In his book Me Talk Pretty One Day, in the essay titled “Jesus Shaves,” Dave Sedaris explores the difficulty in explaining a holiday to someone for whom it has no cultural reference: “Faced with the challenge of explaining the cornerstone of Christianity, we did what any self-respecting group of people might do,” he writes. “We talked about food instead.”
Sedaris was relating an anecdote about parsing Easter for two Moroccan students in a beginners’ French class he was taking, but the sentiment applies here, too.
Many of my Christmas memories involve food—and it’s no wonder. Smell, tied as it is into the sense of taste, is a powerful force in triggering recollections and remembrances.
I remember my mom making beef stew in the crock pot, where it would simmer throughout the day. Picking almonds out of the party mix at my paternal grandparents’ house on Christmas Eve. Eating beef stroganoff later that night.
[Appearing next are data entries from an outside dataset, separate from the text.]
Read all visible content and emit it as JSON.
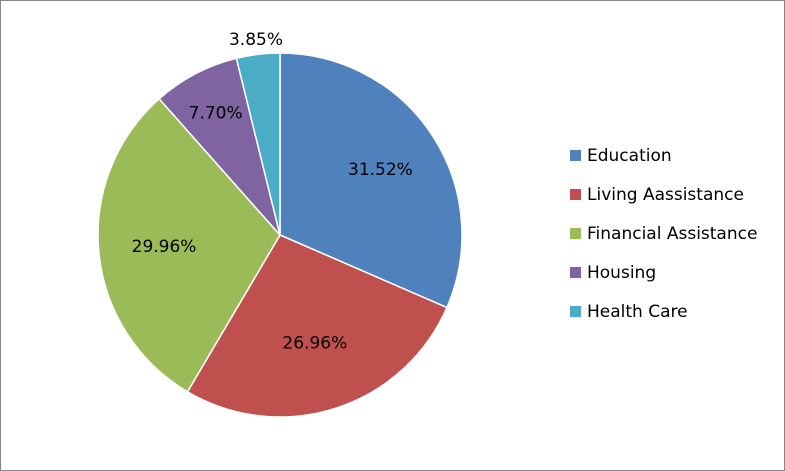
{
  "chart_data": {
    "type": "pie",
    "title": "",
    "legend_position": "right",
    "slices": [
      {
        "label": "Education",
        "value": 31.52,
        "display": "31.52%",
        "color": "#4F81BD"
      },
      {
        "label": "Living Aassistance",
        "value": 26.96,
        "display": "26.96%",
        "color": "#C0504D"
      },
      {
        "label": "Financial Assistance",
        "value": 29.96,
        "display": "29.96%",
        "color": "#9BBB59"
      },
      {
        "label": "Housing",
        "value": 7.7,
        "display": "7.70%",
        "color": "#8064A2"
      },
      {
        "label": "Health Care",
        "value": 3.85,
        "display": "3.85%",
        "color": "#4BACC6"
      }
    ]
  }
}
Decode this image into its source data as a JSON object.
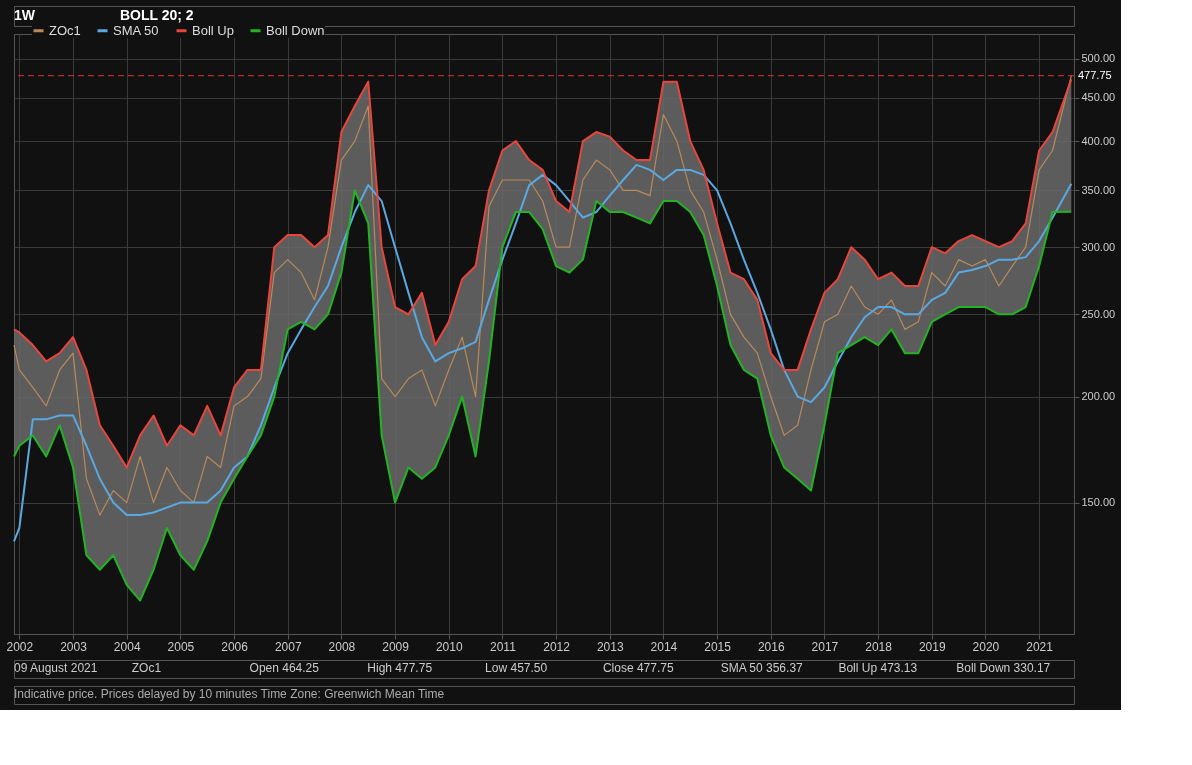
{
  "chart_data": {
    "type": "line",
    "title": "1W",
    "subtitle": "BOLL 20; 2",
    "x": [
      2001.9,
      2002.0,
      2002.25,
      2002.5,
      2002.75,
      2003.0,
      2003.25,
      2003.5,
      2003.75,
      2004.0,
      2004.25,
      2004.5,
      2004.75,
      2005.0,
      2005.25,
      2005.5,
      2005.75,
      2006.0,
      2006.25,
      2006.5,
      2006.75,
      2007.0,
      2007.25,
      2007.5,
      2007.75,
      2008.0,
      2008.25,
      2008.5,
      2008.75,
      2009.0,
      2009.25,
      2009.5,
      2009.75,
      2010.0,
      2010.25,
      2010.5,
      2010.75,
      2011.0,
      2011.25,
      2011.5,
      2011.75,
      2012.0,
      2012.25,
      2012.5,
      2012.75,
      2013.0,
      2013.25,
      2013.5,
      2013.75,
      2014.0,
      2014.25,
      2014.5,
      2014.75,
      2015.0,
      2015.25,
      2015.5,
      2015.75,
      2016.0,
      2016.25,
      2016.5,
      2016.75,
      2017.0,
      2017.25,
      2017.5,
      2017.75,
      2018.0,
      2018.25,
      2018.5,
      2018.75,
      2019.0,
      2019.25,
      2019.5,
      2019.75,
      2020.0,
      2020.25,
      2020.5,
      2020.75,
      2021.0,
      2021.25,
      2021.6
    ],
    "series": [
      {
        "name": "ZOc1",
        "color": "#b98a5a",
        "lower": [
          170,
          175,
          180,
          170,
          185,
          165,
          130,
          125,
          130,
          120,
          115,
          125,
          140,
          130,
          125,
          135,
          150,
          160,
          170,
          180,
          200,
          240,
          245,
          240,
          250,
          280,
          350,
          320,
          180,
          150,
          165,
          160,
          165,
          180,
          200,
          170,
          220,
          300,
          330,
          330,
          315,
          285,
          280,
          290,
          340,
          330,
          330,
          325,
          320,
          340,
          340,
          330,
          310,
          270,
          230,
          215,
          210,
          180,
          165,
          160,
          155,
          185,
          225,
          230,
          235,
          230,
          240,
          225,
          225,
          245,
          250,
          255,
          255,
          255,
          250,
          250,
          255,
          285,
          330,
          330.17
        ],
        "upper": [
          240,
          238,
          230,
          220,
          225,
          235,
          215,
          185,
          175,
          165,
          180,
          190,
          175,
          185,
          180,
          195,
          180,
          205,
          215,
          215,
          300,
          310,
          310,
          300,
          310,
          410,
          440,
          470,
          300,
          255,
          250,
          265,
          230,
          245,
          275,
          285,
          350,
          390,
          400,
          380,
          370,
          340,
          330,
          400,
          410,
          405,
          390,
          380,
          380,
          470,
          470,
          400,
          370,
          320,
          280,
          275,
          260,
          225,
          215,
          215,
          240,
          265,
          275,
          300,
          290,
          275,
          280,
          270,
          270,
          300,
          295,
          305,
          310,
          305,
          300,
          305,
          320,
          390,
          410,
          473.13
        ],
        "values": [
          230,
          215,
          205,
          195,
          215,
          225,
          160,
          145,
          155,
          150,
          170,
          150,
          165,
          155,
          150,
          170,
          165,
          195,
          200,
          210,
          280,
          290,
          280,
          260,
          300,
          380,
          400,
          440,
          210,
          200,
          210,
          215,
          195,
          215,
          235,
          200,
          335,
          360,
          360,
          360,
          340,
          300,
          300,
          360,
          380,
          370,
          350,
          350,
          345,
          430,
          400,
          350,
          330,
          290,
          250,
          235,
          225,
          200,
          180,
          185,
          215,
          245,
          250,
          270,
          255,
          250,
          260,
          240,
          245,
          280,
          270,
          290,
          285,
          290,
          270,
          285,
          300,
          370,
          390,
          477.75
        ]
      },
      {
        "name": "SMA 50",
        "color": "#5aa8e0",
        "values": [
          135,
          140,
          188,
          188,
          190,
          190,
          175,
          160,
          150,
          145,
          145,
          146,
          148,
          150,
          150,
          150,
          155,
          165,
          170,
          185,
          205,
          225,
          240,
          255,
          270,
          300,
          330,
          355,
          340,
          300,
          265,
          235,
          220,
          225,
          228,
          232,
          260,
          290,
          320,
          355,
          365,
          355,
          340,
          325,
          330,
          345,
          360,
          375,
          370,
          360,
          370,
          370,
          365,
          350,
          320,
          290,
          265,
          240,
          215,
          200,
          197,
          205,
          220,
          235,
          248,
          255,
          255,
          250,
          250,
          260,
          265,
          280,
          282,
          285,
          290,
          290,
          292,
          305,
          325,
          356.37
        ]
      },
      {
        "name": "Boll Up",
        "color": "#e8463c",
        "values": [
          240,
          238,
          230,
          220,
          225,
          235,
          215,
          185,
          175,
          165,
          180,
          190,
          175,
          185,
          180,
          195,
          180,
          205,
          215,
          215,
          300,
          310,
          310,
          300,
          310,
          410,
          440,
          470,
          300,
          255,
          250,
          265,
          230,
          245,
          275,
          285,
          350,
          390,
          400,
          380,
          370,
          340,
          330,
          400,
          410,
          405,
          390,
          380,
          380,
          470,
          470,
          400,
          370,
          320,
          280,
          275,
          260,
          225,
          215,
          215,
          240,
          265,
          275,
          300,
          290,
          275,
          280,
          270,
          270,
          300,
          295,
          305,
          310,
          305,
          300,
          305,
          320,
          390,
          410,
          473.13
        ]
      },
      {
        "name": "Boll Down",
        "color": "#22b422",
        "values": [
          170,
          175,
          180,
          170,
          185,
          165,
          130,
          125,
          130,
          120,
          115,
          125,
          140,
          130,
          125,
          135,
          150,
          160,
          170,
          180,
          200,
          240,
          245,
          240,
          250,
          280,
          350,
          320,
          180,
          150,
          165,
          160,
          165,
          180,
          200,
          170,
          220,
          300,
          330,
          330,
          315,
          285,
          280,
          290,
          340,
          330,
          330,
          325,
          320,
          340,
          340,
          330,
          310,
          270,
          230,
          215,
          210,
          180,
          165,
          160,
          155,
          185,
          225,
          230,
          235,
          230,
          240,
          225,
          225,
          245,
          250,
          255,
          255,
          255,
          250,
          250,
          255,
          285,
          330,
          330.17
        ]
      }
    ],
    "xlim": [
      2001.9,
      2021.65
    ],
    "xticks": [
      2002,
      2003,
      2004,
      2005,
      2006,
      2007,
      2008,
      2009,
      2010,
      2011,
      2012,
      2013,
      2014,
      2015,
      2016,
      2017,
      2018,
      2019,
      2020,
      2021
    ],
    "ylim": [
      105,
      535
    ],
    "log": "y",
    "yticks": [
      {
        "value": 150,
        "label": "150.00"
      },
      {
        "value": 200,
        "label": "200.00"
      },
      {
        "value": 250,
        "label": "250.00"
      },
      {
        "value": 300,
        "label": "300.00"
      },
      {
        "value": 350,
        "label": "350.00"
      },
      {
        "value": 400,
        "label": "400.00"
      },
      {
        "value": 450,
        "label": "450.00"
      },
      {
        "value": 500,
        "label": "500.00"
      }
    ],
    "ref_lines": [
      {
        "axis": "y",
        "value": 477.75,
        "label": "477.75",
        "color": "#e03030",
        "line_style": "dashed"
      }
    ],
    "grid": true,
    "legend": "top left",
    "annotations": [
      "09 August 2021",
      "ZOc1",
      "Open 464.25",
      "High 477.75",
      "Low 457.50",
      "Close 477.75",
      "SMA 50 356.37",
      "Boll Up 473.13",
      "Boll Down 330.17",
      "Indicative price. Prices delayed by 10 minutes    Time Zone: Greenwich Mean Time"
    ]
  }
}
A tart lemon dessert my maternal grandmother made each year (and still makes from time to time; I got to have a slice this past Thanksgiving). Containers of bacon bits, bottles of Ranch dressing (both staples of my diet when I was younger), and Pez in my stocking on Christmas morning, which often yielded to a breakfast casserole fresh from the oven. The one and only time I had alcohol before I was 21 (shh, don’t tell!) was when I got a splash of champagne in my orange juice one Dec. 25.
Food showed up everywhere: I remember the cinnamon and gingerbread smell of a paper fold-out holiday street scene we unpacked along with the other decorations. And the photo of candlelight illuminating some sparkling champagne on the album cover I carefully handled each year so I could listen to “Do You Hear What I Hear?” And the Christmas ornaments featuring small mice tucked cozily into beds made from walnut shell halves.
As my family has expanded, so have the food memories. My wife’s family tends to enjoy cheese fondue on Christmas eve, a meal for which I’ve declared myself the official cheese grater.
I love grating cheese. It’s so gratifying to watch the block get smaller while the pile grows larger. You can tell you’re really accomplishing something. Success is so measurable and obvious.
(I included my hand for a sense of scale.)
My children have been quick to identify and generate their own traditions. They may try something once and then declare that that’s what they eat whenever they visit Grandma and Grandpa, as they have with biscuits and gravy at my parents’ house.
I realized recently that now is when their lifelong memories are starting. My earliest recollections—the ones I can reliably say are true and in context—are from when I was 4 to 6 years old, so this is the time in my kids’ lives when they’re inhaling the scents of seasonal spices or otherwise mundane meals and connecting them with sparkling colored lights, sleeping bags under the Christmas tree, and everything else catching their eyes this winter.
In other news, I fell asleep while writing this post.